I went looking for some Indian spectators. There were only a couple of hundred in the stadium, sent to test the waters ahead of the much bigger Indian influx expected for the later games in Lahore. Most of this forward party worked for Samsung, the series sponsor, and were sitting together. They were easy to spot: a square of blue India team shirts in a stormy sea of white salwar kameez.
Yet the Indian spectators could not have sounded more relaxed. They enthused about Pakistani hospitality, one of the glories of Asia. Whenever the Indians took a taxi, the driver-wallahs waived the fare, when they ate in a restaurant, strangers demanded to pay their bill. What’s more, gushed one Samsung man, ‘The women! How pretty the women are here, with wonderful grace!’ He had not expected even to see any. ‘But it’s really very like India.’

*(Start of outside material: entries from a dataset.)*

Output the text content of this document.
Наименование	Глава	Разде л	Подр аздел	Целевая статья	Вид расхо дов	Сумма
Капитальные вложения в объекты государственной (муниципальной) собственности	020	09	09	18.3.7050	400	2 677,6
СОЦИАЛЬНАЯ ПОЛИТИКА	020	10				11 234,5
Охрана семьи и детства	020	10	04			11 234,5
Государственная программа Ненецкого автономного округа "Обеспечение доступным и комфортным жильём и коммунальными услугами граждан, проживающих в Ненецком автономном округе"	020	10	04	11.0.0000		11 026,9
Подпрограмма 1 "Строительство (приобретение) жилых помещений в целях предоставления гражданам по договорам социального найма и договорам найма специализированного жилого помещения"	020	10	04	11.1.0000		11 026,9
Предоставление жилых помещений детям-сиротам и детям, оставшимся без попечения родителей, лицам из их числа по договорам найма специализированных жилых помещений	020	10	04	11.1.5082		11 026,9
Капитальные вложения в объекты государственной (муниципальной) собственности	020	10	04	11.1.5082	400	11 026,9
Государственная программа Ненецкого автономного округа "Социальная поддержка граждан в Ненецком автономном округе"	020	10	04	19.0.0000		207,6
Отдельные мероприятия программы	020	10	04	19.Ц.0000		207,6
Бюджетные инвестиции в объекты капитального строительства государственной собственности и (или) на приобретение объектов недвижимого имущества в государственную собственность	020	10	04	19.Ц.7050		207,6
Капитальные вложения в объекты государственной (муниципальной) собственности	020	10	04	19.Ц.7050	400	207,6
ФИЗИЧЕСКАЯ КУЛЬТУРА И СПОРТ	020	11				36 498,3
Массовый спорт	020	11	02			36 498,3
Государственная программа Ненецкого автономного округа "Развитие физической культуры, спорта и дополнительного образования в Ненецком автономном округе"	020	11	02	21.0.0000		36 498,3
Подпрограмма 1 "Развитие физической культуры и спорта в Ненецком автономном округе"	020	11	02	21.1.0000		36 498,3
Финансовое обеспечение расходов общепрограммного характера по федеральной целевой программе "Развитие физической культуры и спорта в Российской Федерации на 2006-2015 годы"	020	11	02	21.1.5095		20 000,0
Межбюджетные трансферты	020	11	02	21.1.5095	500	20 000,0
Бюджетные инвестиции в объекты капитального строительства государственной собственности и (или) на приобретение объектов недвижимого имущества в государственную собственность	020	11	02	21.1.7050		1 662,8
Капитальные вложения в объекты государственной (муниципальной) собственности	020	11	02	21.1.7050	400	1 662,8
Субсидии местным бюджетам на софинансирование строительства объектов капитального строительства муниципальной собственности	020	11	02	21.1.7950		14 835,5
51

Then the Karachi crowd upped the ante. India’s foremost political celebrities, Rahul and Priyanka Gandhi, son and daughter of the murdered Rajiv, were ushered into the stand to greet the Indian spectators, surrounded by a phalanx of bodyguards. Their grandmother, Indira Gandhi, had ordered Karachi to be shelled during the 1971 war. Yet no sooner had the Pakistani spectators cottoned on to the Gandhis’ presence than they were cheering for them too. ‘Priyanka Zindabad!’ they shouted as Priyanka, who resembles her grandmother, beamed with delight. Rahul looked more awkward, as he usually does.
Back in the press box I bumped into Pakistan’s greatest cricketer, Imran Khan. He was not at this time contemplating the motivations of a suicide bomber. He appeared deeply contented. ‘I’ve never seen an India–Pakistan game with an atmosphere like this,’ he said. ‘There’s such a feeling of friendship. It’s as if we’re saying: “War is no longer an option, we need something new.”’ Outside a sudden roar signalled that
an Indian wicket had fallen. The match was turning out to be worthy of the mood.
India scored 349 for seven, including a wonderfully paced 99 by Dravid. It was India’s highest 50-over score against Pakistan. In reply, the Pakistanis started disastrously, with both openers going cheaply. But this put together their two best batsmen, Inzamam and Yousuf Youhana, and they changed the game.
Inzamam was one of my favourite players. He was from Multan, Pakistan’s ancient ‘city of saints’, and there was something appropriately medieval about him. He was a round-shouldered giant, rather fat, enormously strong and comically idle. Besides batting, Inzy mainly liked eating and sleeping. Like most Pakistani cricketers, he was pious and uncomfortable speaking English and his batting was largely uncoached. On occasion his manners let him down. As when, fielding on the boundary in a hilariously misnamed ‘Friendship Cup’ game against India in Toronto, an Indian heckler had insulted him, calling him ‘mota aloo’, or fat potato. Inzy then called for a bat and leapt into the crowd with it to try to brain the heckler. But Inzy’s batting was not unpolished. It was a vision of unlikely elegance. And that day in Karachi, Inzamam played one of the great one-day innings.
He and Youhana put on 135 together. Youhana then got out, attempting yet another six, but Inzy rumbled on, putting on another century partnership with Younis Khan, the best Pushtun cricketer since Imran. India’s captain, Ganguly, who looked anxious at the best of times, started switching his bowlers around frantically. The deficit was now less than 100 and he needed a breakthrough.
Inzy had by now scored 122 off only 100 balls, half of them in seemingly effortless boundaries. But there his innings ended. He was caught behind, attempting a delicate late cut. I walked out to the boundary to watch Inzy come in: as he trudged past, vast and saturated in sweat, his pudgy face betrayed no emotion.